BOGOTÁ — 31 de marzo de 2026. Tras la decisión del Banco de la República de elevar la tasa al 11,25%, el economista principal de BBVA Research, Alejandro Reyes, presentó una perspectiva de continuidad en el ajuste. La entidad financiera proyecta que el Emisor podría realizar incrementos adicionales por un total de 100 puntos básicos en lo que resta del año. Según el analista, estos ajustes se distribuirían probablemente en las reuniones de abril y junio, con alzas de 50 puntos cada una. De esta manera, el Banco de la República busca enviar un mensaje de anticipación para controlar las expectativas de inflación.
En consecuencia, la postura de la Junta ratifica un compromiso decidido con la estabilidad de precios. De hecho, BBVA destaca que un control temprano de la inflación podría permitir que la tasa terminal del ciclo no sea tan elevada a largo plazo.
Factores de riesgo: Guerra en Irán y presión en costos
El análisis identifica variables externas e internas que mantendrán la presión sobre el Emisor. En primer lugar, la reciente guerra en Irán genera un escenario mixto para Colombia. Por un lado, el país se beneficia de mejores términos de intercambio por el alza del petróleo. Por el contrario, el conflicto encarece bienes importados críticos como el gas y los fertilizantes.
Asimismo, BBVA Research señala otros riesgos latentes:
- Salario Mínimo: El grado de contagio del último incremento en la inflación básica.

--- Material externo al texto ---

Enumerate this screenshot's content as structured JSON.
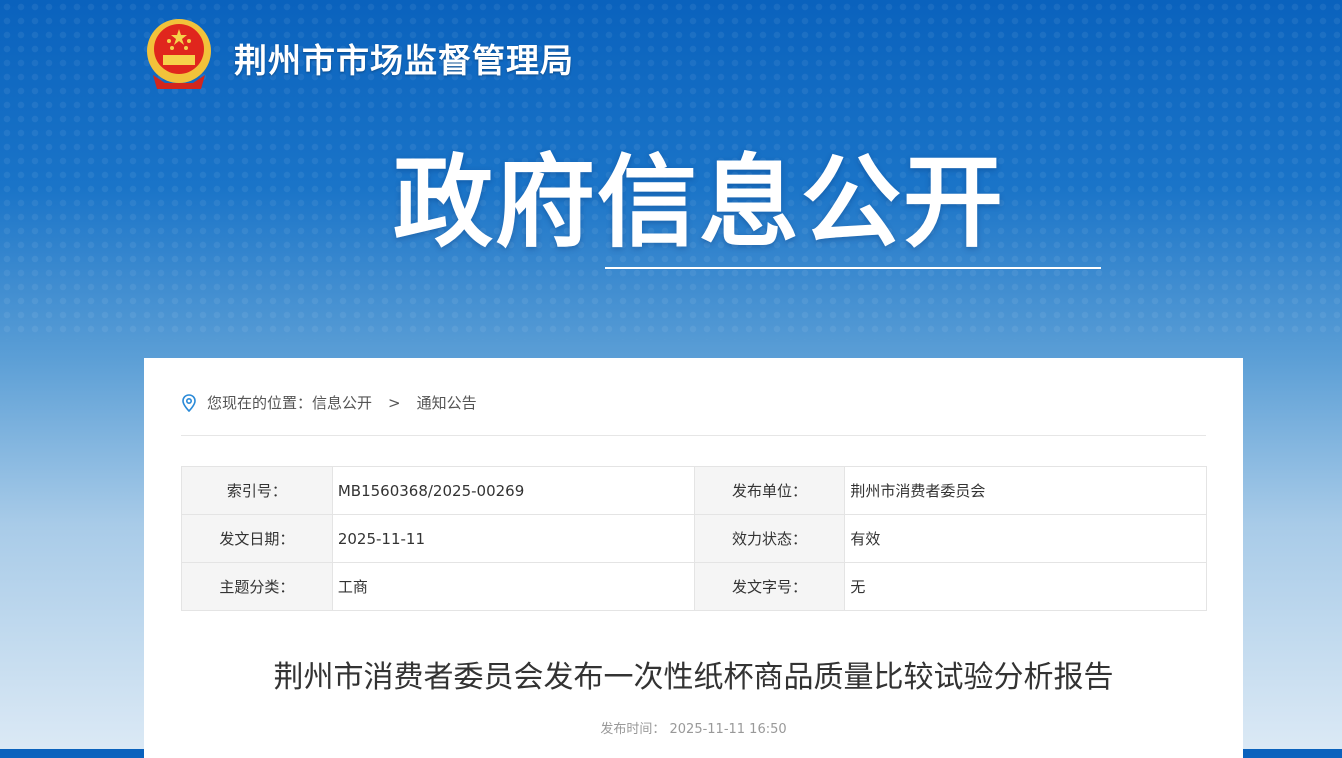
{
  "header": {
    "site_name": "荆州市市场监督管理局",
    "banner_title": "政府信息公开"
  },
  "breadcrumb": {
    "prefix": "您现在的位置：",
    "items": [
      "信息公开",
      "通知公告"
    ],
    "separator": ">"
  },
  "meta": [
    {
      "label": "索引号：",
      "value": "MB1560368/2025-00269",
      "label2": "发布单位：",
      "value2": "荆州市消费者委员会"
    },
    {
      "label": "发文日期：",
      "value": "2025-11-11",
      "label2": "效力状态：",
      "value2": "有效"
    },
    {
      "label": "主题分类：",
      "value": "工商",
      "label2": "发文字号：",
      "value2": "无"
    }
  ],
  "article": {
    "title": "荆州市消费者委员会发布一次性纸杯商品质量比较试验分析报告",
    "publish_label": "发布时间：",
    "publish_time": "2025-11-11 16:50"
  }
}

- Alimentos: Posibles presiones por el costo de insumos agrícolas o un eventual fenómeno de «El Niño».
- Expectativas: La necesidad de que la inflación baje del 6,3% proyectado por los analistas para fin de año.
Por lo tanto, el análisis sugiere que la incertidumbre actual obliga a un monitoreo constante de los precios energéticos globales.
Actividad económica y disidencia en la Junta
A pesar del endurecimiento monetario, el mercado laboral colombiano muestra un desempeño todavía sólido. No obstante, Reyes advierte que si la moderación de la actividad económica vista a finales de 2025 se extiende, el espacio para nuevas alzas podría reducirse. En particular, el crecimiento del 2,6% el año pasado fue inferior a lo esperado, lo que genera un balance delicado para la política contraccionista.
Por otra parte, BBVA destaca la postura «abiertamente disidente» del Ministro de Hacienda frente a la mayoría de la Junta. En definitiva, mientras el Gobierno argumenta que el choque es de oferta y no de demanda, la mayoría del Banco de la República mantiene su enfoque en frenar la inercia inflacionaria. Finalmente, la senda de tasas dependerá de si el consumo y la inversión se enfrían lo suficiente para estabilizar la moneda nacional frente a los choques externos.